KABUL: The death toll from an explosion outside a school in Afghanistan's capital Kabul has risen to 68, Afghan officials said on Sunday, with doctors struggling to provide medical care to 165 injured and officials trying to identify bodies.
Multiple blasts on Saturday evening shook the neighbourhood of Dasht-e-Barchi, home to a large community of Shiafrom the Hazara ethnic minority which has been targeted in the past by Islamic State militants.
At first a car bomb was detonated in front of the Sayed Al-Shuhada school on Saturday, and when the students rushed out in panic, two more bombs exploded.
Officials said most of those killed were school girls. Some families were still searching hospitals for their missing children.
"The first blast was powerful and happened so close the children that some of them could not be found," said an Afghan official, requesting anonymity.

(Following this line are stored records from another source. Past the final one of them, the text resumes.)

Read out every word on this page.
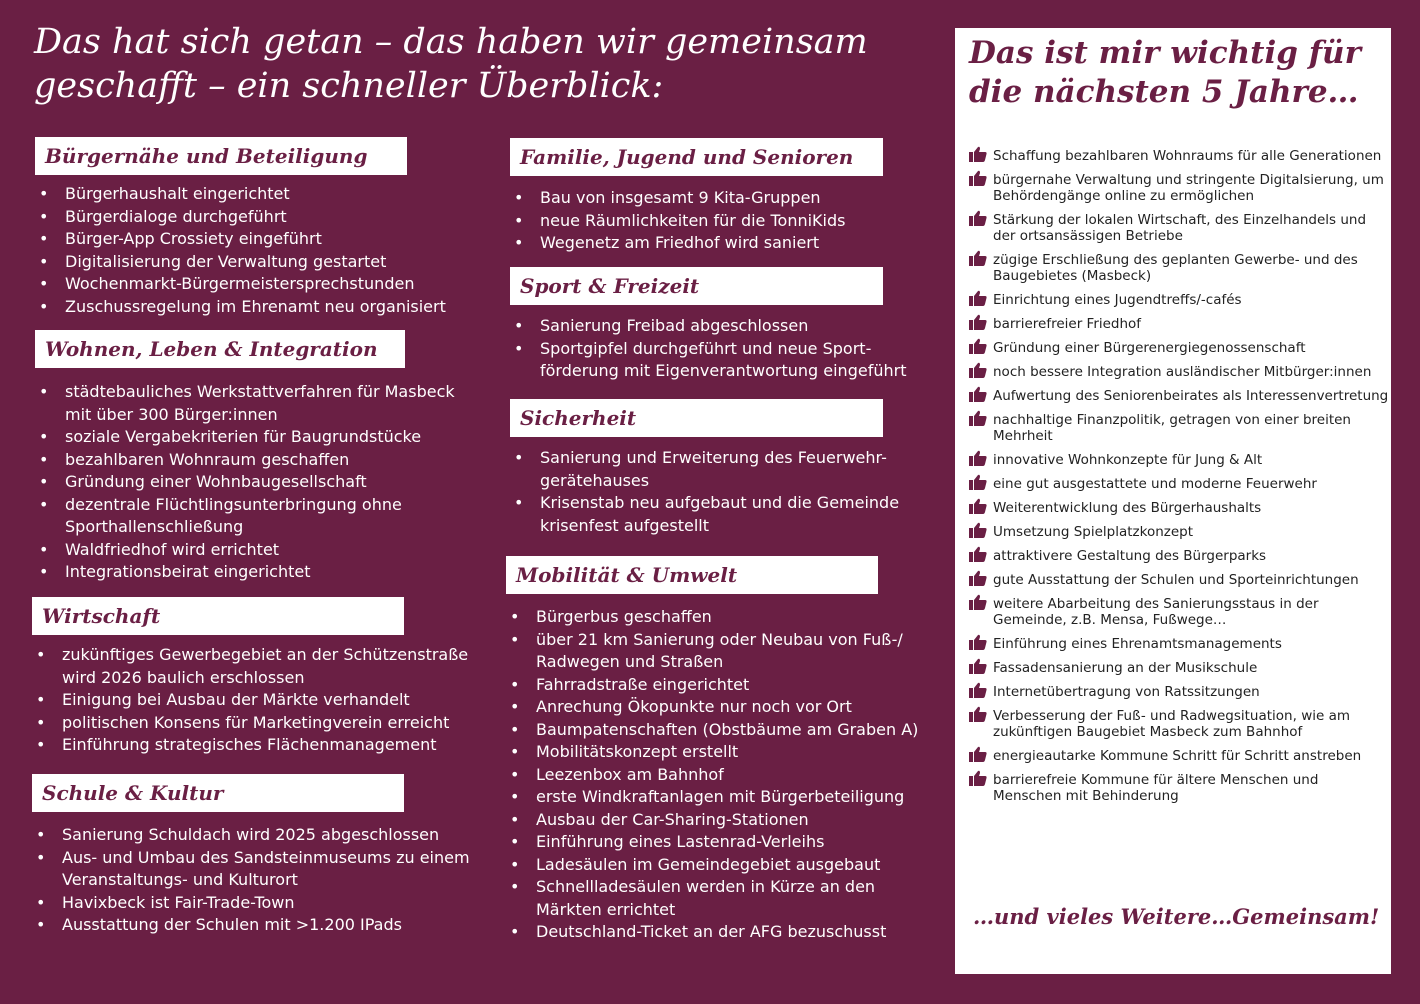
Das hat sich getan – das haben wir gemeinsam geschafft – ein schneller Überblick:
Bürgernähe und Beteiligung
• Bürgerhaushalt eingerichtet
• Bürgerdialoge durchgeführt
• Bürger-App Crossiety eingeführt
• Digitalisierung der Verwaltung gestartet
• Wochenmarkt-Bürgermeistersprechstunden
• Zuschussregelung im Ehrenamt neu organisiert
Wohnen, Leben & Integration
• städtebauliches Werkstattverfahren für Masbeck mit über 300 Bürger:innen
• soziale Vergabekriterien für Baugrundstücke
• bezahlbaren Wohnraum geschaffen
• Gründung einer Wohnbaugesellschaft
• dezentrale Flüchtlingsunterbringung ohne Sporthallenschließung
• Waldfriedhof wird errichtet
• Integrationsbeirat eingerichtet
Wirtschaft
• zukünftiges Gewerbegebiet an der Schützenstraße wird 2026 baulich erschlossen
• Einigung bei Ausbau der Märkte verhandelt
• politischen Konsens für Marketingverein erreicht
• Einführung strategisches Flächenmanagement
Schule & Kultur
• Sanierung Schuldach wird 2025 abgeschlossen
• Aus- und Umbau des Sandsteinmuseums zu einem Veranstaltungs- und Kulturort
• Havixbeck ist Fair-Trade-Town
• Ausstattung der Schulen mit >1.200 IPads
Familie, Jugend und Senioren
• Bau von insgesamt 9 Kita-Gruppen
• neue Räumlichkeiten für die TonniKids
• Wegenetz am Friedhof wird saniert
Sport & Freizeit
• Sanierung Freibad abgeschlossen
• Sportgipfel durchgeführt und neue Sport-förderung mit Eigenverantwortung eingeführt
Sicherheit
• Sanierung und Erweiterung des Feuerwehr-gerätehauses
• Krisenstab neu aufgebaut und die Gemeinde krisenfest aufgestellt
Mobilität & Umwelt
• Bürgerbus geschaffen
• über 21 km Sanierung oder Neubau von Fuß-/ Radwegen und Straßen
• Fahrradstraße eingerichtet
• Anrechung Ökopunkte nur noch vor Ort
• Baumpatenschaften (Obstbäume am Graben A)
• Mobilitätskonzept erstellt
• Leezenbox am Bahnhof
• erste Windkraftanlagen mit Bürgerbeteiligung
• Ausbau der Car-Sharing-Stationen
• Einführung eines Lastenrad-Verleihs
• Ladesäulen im Gemeindegebiet ausgebaut
• Schnellladesäulen werden in Kürze an den Märkten errichtet
• Deutschland-Ticket an der AFG bezuschusst
Das ist mir wichtig für die nächsten 5 Jahre…
Schaffung bezahlbaren Wohnraums für alle Generationen
bürgernahe Verwaltung und stringente Digitalsierung, um Behördengänge online zu ermöglichen
Stärkung der lokalen Wirtschaft, des Einzelhandels und der ortsansässigen Betriebe
zügige Erschließung des geplanten Gewerbe- und des Baugebietes (Masbeck)
Einrichtung eines Jugendtreffs/-cafés
barrierefreier Friedhof
Gründung einer Bürgerenergiegenossenschaft
noch bessere Integration ausländischer Mitbürger:innen
Aufwertung des Seniorenbeirates als Interessenvertretung
nachhaltige Finanzpolitik, getragen von einer breiten Mehrheit
innovative Wohnkonzepte für Jung & Alt
eine gut ausgestattete und moderne Feuerwehr
Weiterentwicklung des Bürgerhaushalts
Umsetzung Spielplatzkonzept
attraktivere Gestaltung des Bürgerparks
gute Ausstattung der Schulen und Sporteinrichtungen
weitere Abarbeitung des Sanierungsstaus in der Gemeinde, z.B. Mensa, Fußwege…
Einführung eines Ehrenamtsmanagements
Fassadensanierung an der Musikschule
Internetübertragung von Ratssitzungen
Verbesserung der Fuß- und Radwegsituation, wie am zukünftigen Baugebiet Masbeck zum Bahnhof
energieautarke Kommune Schritt für Schritt anstreben
barrierefreie Kommune für ältere Menschen und Menschen mit Behinderung

…und vieles Weitere…Gemeinsam!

An eyewitness told Reuters all but seven or eight of the victims were schoolgirls going home after finishing studies. On Sunday, civilians and policemen collected books and school bags strewn across a blood-stained road that was busy with shoppers ahead of this year's celebrations for Eidul-Fitr next week.
Afghan President Ashraf Ghani on Saturday blamed the attack on Taliban insurgents but a spokesman for the Taliban denied involvement, saying the group condemns any attacks on Afghan civilians. Pope Francis condemned the attack in Kabul, calling it an "inhuman act" in remarks to pilgrims in St. Peter's Square in Vatican City on Sunday.

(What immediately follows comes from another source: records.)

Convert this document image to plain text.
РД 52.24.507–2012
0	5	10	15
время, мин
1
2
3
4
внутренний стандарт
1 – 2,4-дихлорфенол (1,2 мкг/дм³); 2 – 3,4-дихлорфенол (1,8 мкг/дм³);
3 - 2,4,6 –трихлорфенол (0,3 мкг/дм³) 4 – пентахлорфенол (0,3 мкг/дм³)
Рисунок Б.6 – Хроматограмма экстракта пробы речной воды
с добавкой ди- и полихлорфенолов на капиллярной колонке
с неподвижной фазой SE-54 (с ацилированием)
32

United Nations Secretary-General Antonio Guterres also condemned the attack and expressed his deepest sympathies to the families of the victims and to the government and people of Afghanistan.
Families of the victims blamed the Afghan government and Western powers for failing to put an end to violence and the ongoing war.
Bodies were still being collected from morgues as the first burials were conducted in the west of the city. Some families were still searching for missing relatives on Sunday, gathering outside hospitals to read names posted on the walls, and checking morgues. "The entire night we carried bodies of young girls and boys to a graveyard and prayed for everyone wounded in the attack," said Mohammed Reza Ali, who has been helping families of the victims at a private hospital. "Why not just kill all of us to put and end to this war?" he said.
Security was intensified across Kabul after the attack but authorities said they will not be able to provide security to all schools, mosques and other public centres.
Conflict is still raging in Afghanistan, with security forces locked in daily combat with the Taliban who have waged war to overthrow the foreign-backed government since they were ousted from power in Kabul in 2001.
Although the United States did not meet the May 1 withdrawal deadline agreed in talks with the Taliban last year, its pull-out has begun, with President Joe Biden announcing all troops will be out by Sept. 11. But the foreign troop withdrawal has led to a surge in fighting between Afghan security forces and Taliban insurgents with both sides trying to retain control over strategic centres.
Critics of the decision say that Islamist militants will try to make a grab for power and civilians fear of being once more under brutal and oppressive Taliban rule.